Hat sich die Versorgungslage mit Medikamenten entspannt, wie Lauterbach erklärt? Die Apotheker im Kreis Euskirchen widersprechen.
Kritik an LauterbachApotheker im Kreis Euskirchen befürchten Mangel an Medikamenten
Dass viele Apotheker nicht gut auf Bundesgesundheitsminister Karl Lauterbach (SPD) zu sprechen sind, ist nichts Neues. Doch Lauterbachs Äußerungen, wonach die Versorgungslage mit Medikamenten merklich besser sei als im vergangenen Winter, können die Pharmazeuten im Kreis Euskirchen nun gar nicht mehr nachvollziehen.
„Die Stimmung unter den Kollegen ist nicht gut“, stellt Dr. Thomas Göbel, Sprecher der Apotheker im Kreis, fest. Mit Blick auf den kommenden Winter seien sie in großer Sorge.

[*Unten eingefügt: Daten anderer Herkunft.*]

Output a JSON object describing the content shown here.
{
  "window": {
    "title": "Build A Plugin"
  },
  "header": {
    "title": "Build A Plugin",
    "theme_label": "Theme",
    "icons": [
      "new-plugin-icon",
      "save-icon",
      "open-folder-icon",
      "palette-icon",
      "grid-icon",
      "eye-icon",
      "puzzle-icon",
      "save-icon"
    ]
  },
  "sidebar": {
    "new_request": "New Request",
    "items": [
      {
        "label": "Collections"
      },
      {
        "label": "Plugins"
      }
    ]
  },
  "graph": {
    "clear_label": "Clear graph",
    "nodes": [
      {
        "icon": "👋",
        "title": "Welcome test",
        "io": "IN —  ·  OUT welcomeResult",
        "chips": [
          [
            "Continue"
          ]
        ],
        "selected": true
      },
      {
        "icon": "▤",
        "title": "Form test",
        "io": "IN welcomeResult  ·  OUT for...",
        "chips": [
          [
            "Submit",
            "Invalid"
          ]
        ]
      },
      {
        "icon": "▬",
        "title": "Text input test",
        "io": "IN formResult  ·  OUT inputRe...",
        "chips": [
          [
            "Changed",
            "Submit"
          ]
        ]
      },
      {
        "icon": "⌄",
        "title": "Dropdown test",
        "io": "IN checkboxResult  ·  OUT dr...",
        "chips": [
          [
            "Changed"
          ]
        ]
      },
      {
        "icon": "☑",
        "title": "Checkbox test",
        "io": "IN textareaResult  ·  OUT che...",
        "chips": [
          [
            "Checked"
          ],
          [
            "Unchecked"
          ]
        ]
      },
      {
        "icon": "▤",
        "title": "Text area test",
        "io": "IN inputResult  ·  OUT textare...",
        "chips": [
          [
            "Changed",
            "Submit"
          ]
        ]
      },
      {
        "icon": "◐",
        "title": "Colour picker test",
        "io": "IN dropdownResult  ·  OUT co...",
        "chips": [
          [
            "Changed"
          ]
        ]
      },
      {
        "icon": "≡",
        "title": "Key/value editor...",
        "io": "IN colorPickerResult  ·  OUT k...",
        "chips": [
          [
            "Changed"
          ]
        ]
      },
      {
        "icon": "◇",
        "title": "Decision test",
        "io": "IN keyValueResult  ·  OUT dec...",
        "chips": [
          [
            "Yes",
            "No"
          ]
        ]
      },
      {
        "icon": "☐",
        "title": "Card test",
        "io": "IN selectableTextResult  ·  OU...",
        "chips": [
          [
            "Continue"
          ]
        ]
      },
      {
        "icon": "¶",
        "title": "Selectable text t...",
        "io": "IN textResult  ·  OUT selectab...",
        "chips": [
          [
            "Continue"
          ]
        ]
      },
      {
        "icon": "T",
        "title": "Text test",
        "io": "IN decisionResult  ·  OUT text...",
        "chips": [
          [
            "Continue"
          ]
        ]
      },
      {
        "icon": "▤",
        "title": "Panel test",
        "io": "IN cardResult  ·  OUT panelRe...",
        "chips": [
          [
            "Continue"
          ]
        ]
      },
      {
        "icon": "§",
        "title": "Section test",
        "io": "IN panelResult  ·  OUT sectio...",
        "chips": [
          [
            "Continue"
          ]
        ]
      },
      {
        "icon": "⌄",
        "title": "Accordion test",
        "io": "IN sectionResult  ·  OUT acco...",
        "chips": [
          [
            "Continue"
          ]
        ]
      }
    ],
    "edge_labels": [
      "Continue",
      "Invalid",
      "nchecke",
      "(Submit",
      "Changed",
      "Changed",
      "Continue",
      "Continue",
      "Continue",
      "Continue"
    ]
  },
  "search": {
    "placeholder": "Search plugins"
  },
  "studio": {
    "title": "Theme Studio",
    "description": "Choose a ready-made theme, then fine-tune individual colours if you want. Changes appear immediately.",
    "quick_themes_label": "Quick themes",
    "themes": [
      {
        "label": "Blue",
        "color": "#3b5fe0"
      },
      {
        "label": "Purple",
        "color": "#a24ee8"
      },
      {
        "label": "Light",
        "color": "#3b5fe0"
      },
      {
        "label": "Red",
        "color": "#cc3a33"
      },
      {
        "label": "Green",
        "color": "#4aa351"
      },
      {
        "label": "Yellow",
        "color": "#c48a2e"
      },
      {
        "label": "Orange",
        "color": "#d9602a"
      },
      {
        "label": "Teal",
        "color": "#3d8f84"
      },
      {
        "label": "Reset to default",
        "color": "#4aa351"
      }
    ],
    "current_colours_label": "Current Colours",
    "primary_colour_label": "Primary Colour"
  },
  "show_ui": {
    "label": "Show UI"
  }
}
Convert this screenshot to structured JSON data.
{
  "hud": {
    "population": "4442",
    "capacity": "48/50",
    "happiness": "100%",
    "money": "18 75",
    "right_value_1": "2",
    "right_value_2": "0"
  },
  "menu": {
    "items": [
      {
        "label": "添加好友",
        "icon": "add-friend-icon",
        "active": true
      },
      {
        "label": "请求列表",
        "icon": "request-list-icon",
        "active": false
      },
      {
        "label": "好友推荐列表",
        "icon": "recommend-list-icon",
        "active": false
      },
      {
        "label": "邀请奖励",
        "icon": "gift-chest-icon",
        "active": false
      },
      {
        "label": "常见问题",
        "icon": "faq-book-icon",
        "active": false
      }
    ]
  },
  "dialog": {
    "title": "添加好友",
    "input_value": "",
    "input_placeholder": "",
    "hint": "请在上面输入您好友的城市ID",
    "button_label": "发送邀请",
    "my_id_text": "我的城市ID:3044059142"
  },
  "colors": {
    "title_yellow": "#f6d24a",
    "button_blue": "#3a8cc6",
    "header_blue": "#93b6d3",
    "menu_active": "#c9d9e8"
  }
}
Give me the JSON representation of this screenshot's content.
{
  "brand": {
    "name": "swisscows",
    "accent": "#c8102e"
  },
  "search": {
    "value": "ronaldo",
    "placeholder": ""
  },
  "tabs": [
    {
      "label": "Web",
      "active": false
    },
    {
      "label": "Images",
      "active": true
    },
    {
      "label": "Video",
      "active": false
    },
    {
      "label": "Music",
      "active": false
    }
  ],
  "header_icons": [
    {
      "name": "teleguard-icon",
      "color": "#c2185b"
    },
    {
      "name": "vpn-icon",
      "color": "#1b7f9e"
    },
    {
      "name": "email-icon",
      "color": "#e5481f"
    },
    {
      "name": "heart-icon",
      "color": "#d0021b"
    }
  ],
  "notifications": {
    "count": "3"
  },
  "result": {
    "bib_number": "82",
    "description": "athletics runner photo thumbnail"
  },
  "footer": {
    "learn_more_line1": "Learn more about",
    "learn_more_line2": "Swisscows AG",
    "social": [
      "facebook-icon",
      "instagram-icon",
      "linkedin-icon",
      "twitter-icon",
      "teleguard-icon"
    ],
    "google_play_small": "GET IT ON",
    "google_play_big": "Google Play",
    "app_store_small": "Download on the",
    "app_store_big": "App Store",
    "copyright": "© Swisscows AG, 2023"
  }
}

„Wir haben bundesweit eine schwierige Versorgungslage“, so Göbel. Davon bleibe der Kreis Euskirchen naturgemäß nicht verschont: „Das betrifft Kinderarzneimittel, aber bei weitem nicht mehr nur Kinderarzneimittel.“ Zum Beispiel bestimmte starke Schmerzmittel, etwa für Krebspatienten, könnten knapp werden.
Im Dezember 2022 hätten auf der vom Bundesgesundheitsministerium veröffentlichten Liste knapp 300 schwer oder nicht zu bekommende Mittel und Wirkstoffe gestanden, derzeit seien es rund 500. „Im Alltag ist das für uns ein großes Problem“, so Göbel. Auch Kunden reagierten zunehmend sauer.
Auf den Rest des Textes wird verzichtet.